Разумеется, Сережа остался у нас. Они с Анной Ивановной, стараясь со смехом, рассказали все подробности их мероприятия. А я едва не более Ивана Филипповича возмутился. Меня стал колотить запоздалый и уже бесполезный, то есть уже ненужный страх от представления совсем другого конца их мероприятия. Сережа сверкал узкими щелками заплывших глаз, едва двигал челюстью, едва шевелил губами, морщился, но одновременно в восторге рассказывал.
— Я же все продумал! — рассказывал он. — Я же подобным образом избавился от госпиталя! Это же черт знает что — лежать в госпитале! Всех моих соседей гонят вон, а мне предписывают лежать!
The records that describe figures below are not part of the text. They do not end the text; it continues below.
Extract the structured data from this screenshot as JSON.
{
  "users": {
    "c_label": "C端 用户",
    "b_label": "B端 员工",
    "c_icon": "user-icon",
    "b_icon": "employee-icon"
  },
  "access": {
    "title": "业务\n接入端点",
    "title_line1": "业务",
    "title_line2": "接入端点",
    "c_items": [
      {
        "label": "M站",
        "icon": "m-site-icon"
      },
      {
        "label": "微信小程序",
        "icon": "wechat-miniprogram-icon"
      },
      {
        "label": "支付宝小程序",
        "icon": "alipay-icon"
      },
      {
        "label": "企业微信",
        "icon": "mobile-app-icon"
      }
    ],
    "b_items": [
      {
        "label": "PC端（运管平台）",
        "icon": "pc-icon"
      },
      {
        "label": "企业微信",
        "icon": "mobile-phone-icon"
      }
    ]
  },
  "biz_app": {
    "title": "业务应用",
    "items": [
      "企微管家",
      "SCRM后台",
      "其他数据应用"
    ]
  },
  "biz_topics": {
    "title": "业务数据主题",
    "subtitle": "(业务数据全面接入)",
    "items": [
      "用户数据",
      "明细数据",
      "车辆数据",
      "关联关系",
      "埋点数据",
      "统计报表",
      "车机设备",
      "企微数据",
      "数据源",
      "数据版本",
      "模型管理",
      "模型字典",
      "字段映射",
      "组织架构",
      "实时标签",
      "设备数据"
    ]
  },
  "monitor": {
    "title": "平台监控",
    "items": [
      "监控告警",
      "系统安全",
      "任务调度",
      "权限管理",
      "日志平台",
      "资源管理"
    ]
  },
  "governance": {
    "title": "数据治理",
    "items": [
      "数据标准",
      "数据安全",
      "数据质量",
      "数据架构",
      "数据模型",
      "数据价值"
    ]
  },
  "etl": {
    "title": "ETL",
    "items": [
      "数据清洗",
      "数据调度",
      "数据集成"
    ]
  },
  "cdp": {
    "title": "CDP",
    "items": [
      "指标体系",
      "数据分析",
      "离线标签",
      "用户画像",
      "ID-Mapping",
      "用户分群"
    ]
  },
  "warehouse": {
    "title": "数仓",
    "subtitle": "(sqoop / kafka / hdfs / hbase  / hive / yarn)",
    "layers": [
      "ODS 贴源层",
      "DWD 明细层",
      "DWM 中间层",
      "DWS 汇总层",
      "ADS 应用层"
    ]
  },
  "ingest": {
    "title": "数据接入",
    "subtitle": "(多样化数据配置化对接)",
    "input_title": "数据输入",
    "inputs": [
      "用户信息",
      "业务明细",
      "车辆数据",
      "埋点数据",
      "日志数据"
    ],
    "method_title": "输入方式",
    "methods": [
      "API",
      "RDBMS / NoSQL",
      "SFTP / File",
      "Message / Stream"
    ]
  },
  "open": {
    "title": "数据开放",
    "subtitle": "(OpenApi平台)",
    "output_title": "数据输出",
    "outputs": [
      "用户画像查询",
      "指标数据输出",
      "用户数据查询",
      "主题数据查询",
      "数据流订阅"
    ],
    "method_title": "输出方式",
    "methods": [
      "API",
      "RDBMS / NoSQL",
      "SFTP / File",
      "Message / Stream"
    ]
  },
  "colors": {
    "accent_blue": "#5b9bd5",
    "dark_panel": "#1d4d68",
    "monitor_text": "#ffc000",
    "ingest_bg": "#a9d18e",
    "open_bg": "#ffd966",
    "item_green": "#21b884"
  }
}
А я чувствую, что лысею. Я говорю доктору выписать меня и отправить обратно к Александру Ильичу Дутову в дивизион. А он отвечает, что потому и не выписывает, что якобы я лысею. Я, говорит, еще тебя другому доктору покажу, который в таких случаях дока. То есть он хотел меня упрятать в чеховскую шестую палату. Ах, в шестую палату, ах, другому доктору, подумал я, ну, так потом не говорите, что я просился выписать меня! В один прекрасный день доктор на экипаже подъезжает к госпиталю, а я в окошко ему выставляю свою тощую и окопными прыщами усыпанную рожу! Анна Ивановна, не эту рожу, которая сейчас похожа на большую шаньгу, а другую, которая…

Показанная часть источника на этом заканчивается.